Blackened stems of roses after winter are a common sight that upsets many gardeners. Most often, it is not a matter of severe frosts, but of small care errors: they covered it too late, removed the cover early, or sudden temperature changes damaged the plant tissue. You shouldn’t say goodbye to the bush right away; in most cases, the rose can still be brought back to life. How to do this correctly, the author of the Zen channel “Garden, House, Vegetable Garden” (12+) told.
Step 1: Carefully Trim Any Black
Take a sharp pruner and wait until the border between living and dead tissue is clearly visible. Cut off all blackened, dry and wrinkled shoots to the first green bud that looks outward of the bush. If the damage is severe and the blackness has reached the base, prune radically and leave only short stumps with 2-3 dormant buds. This will signal the plant to send out new stems from the roots.
Step 2: Process the cuts
Each cut site must be protected from infection. Garden pitch, a crushed tablet of activated carbon or a weak solution of copper sulfate (1%) will do. Just apply the product to the cut. This will close the “gate” to fungi and bacteria.

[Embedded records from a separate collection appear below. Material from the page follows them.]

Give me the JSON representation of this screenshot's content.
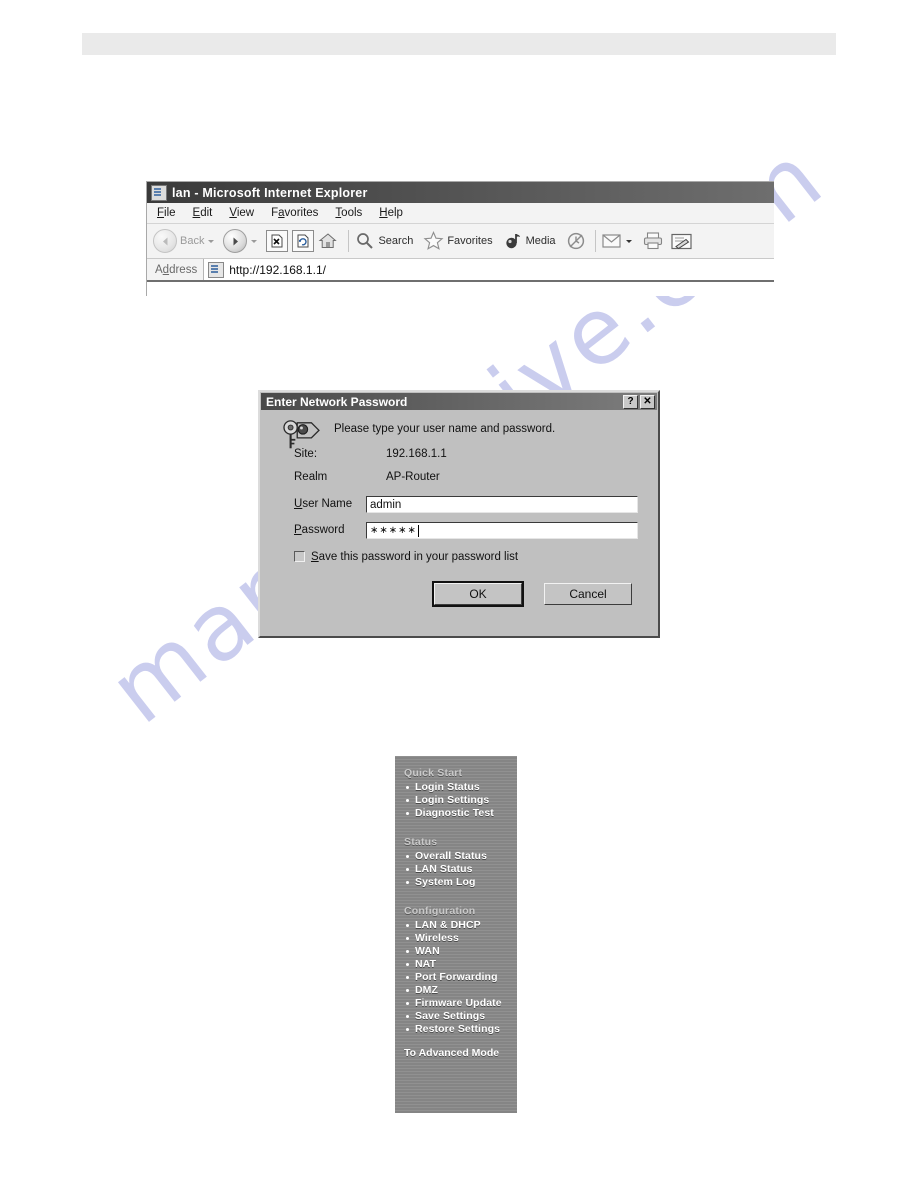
{
  "page": {
    "band_present": true,
    "watermark_text": "manualshive.com"
  },
  "browser": {
    "title": "lan - Microsoft Internet Explorer",
    "title_icon": "ie-page-icon",
    "menus": [
      {
        "label": "File",
        "accel": "F"
      },
      {
        "label": "Edit",
        "accel": "E"
      },
      {
        "label": "View",
        "accel": "V"
      },
      {
        "label": "Favorites",
        "accel": "a"
      },
      {
        "label": "Tools",
        "accel": "T"
      },
      {
        "label": "Help",
        "accel": "H"
      }
    ],
    "toolbar": {
      "back_label": "Back",
      "forward_label": "",
      "search_label": "Search",
      "favorites_label": "Favorites",
      "media_label": "Media",
      "icons": [
        "back-arrow-icon",
        "forward-arrow-icon",
        "stop-icon",
        "refresh-icon",
        "home-icon",
        "search-icon",
        "favorites-star-icon",
        "media-icon",
        "history-icon",
        "mail-icon",
        "print-icon",
        "edit-icon"
      ]
    },
    "address": {
      "label": "Address",
      "accel": "d",
      "value": "http://192.168.1.1/",
      "placeholder": "http://"
    }
  },
  "dialog": {
    "title": "Enter Network Password",
    "help_button": "?",
    "close_button": "✕",
    "icon": "key-and-lock-icon",
    "prompt": "Please type your user name and password.",
    "fields": {
      "site_label": "Site:",
      "site_value": "192.168.1.1",
      "realm_label": "Realm",
      "realm_value": "AP-Router",
      "username_label": "User Name",
      "username_accel": "U",
      "username_value": "admin",
      "username_placeholder": "",
      "password_label": "Password",
      "password_accel": "P",
      "password_value": "∗∗∗∗∗",
      "password_placeholder": ""
    },
    "checkbox": {
      "label": "Save this password in your password list",
      "accel": "S",
      "checked": false
    },
    "buttons": {
      "ok": "OK",
      "cancel": "Cancel"
    }
  },
  "navmenu": {
    "sections": [
      {
        "title": "Quick Start",
        "items": [
          "Login Status",
          "Login Settings",
          "Diagnostic Test"
        ]
      },
      {
        "title": "Status",
        "items": [
          "Overall Status",
          "LAN Status",
          "System Log"
        ]
      },
      {
        "title": "Configuration",
        "items": [
          "LAN & DHCP",
          "Wireless",
          "WAN",
          "NAT",
          "Port Forwarding",
          "DMZ",
          "Firmware Update",
          "Save Settings",
          "Restore Settings"
        ]
      }
    ],
    "footer": "To Advanced Mode"
  },
  "colors": {
    "page_band": "#eaeaea",
    "dialog_face": "#c0c0c0",
    "titlebar": "#4a4a4a",
    "nav_background": "#8b8b8b",
    "nav_text": "#ffffff",
    "nav_section_text": "#c9c9c9",
    "watermark": "#c8cbee"
  }
}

Step 3. Help the rose cope with stress
After pruning, spray the bush with an anti-stress agent: dilute Epin-Extra or Zircon according to the instructions and treat the entire bush and the ground around it. Repeat 2-3 times with a break of a week. This will consolidate the effect and start recovery processes.
After all procedures, provide the bush with the usual care: regular watering, mulching the root circle and, after 2-3 weeks, fertilizing with nitrogen fertilizer for growth. The rose will answer you with new shoots and summer blooms.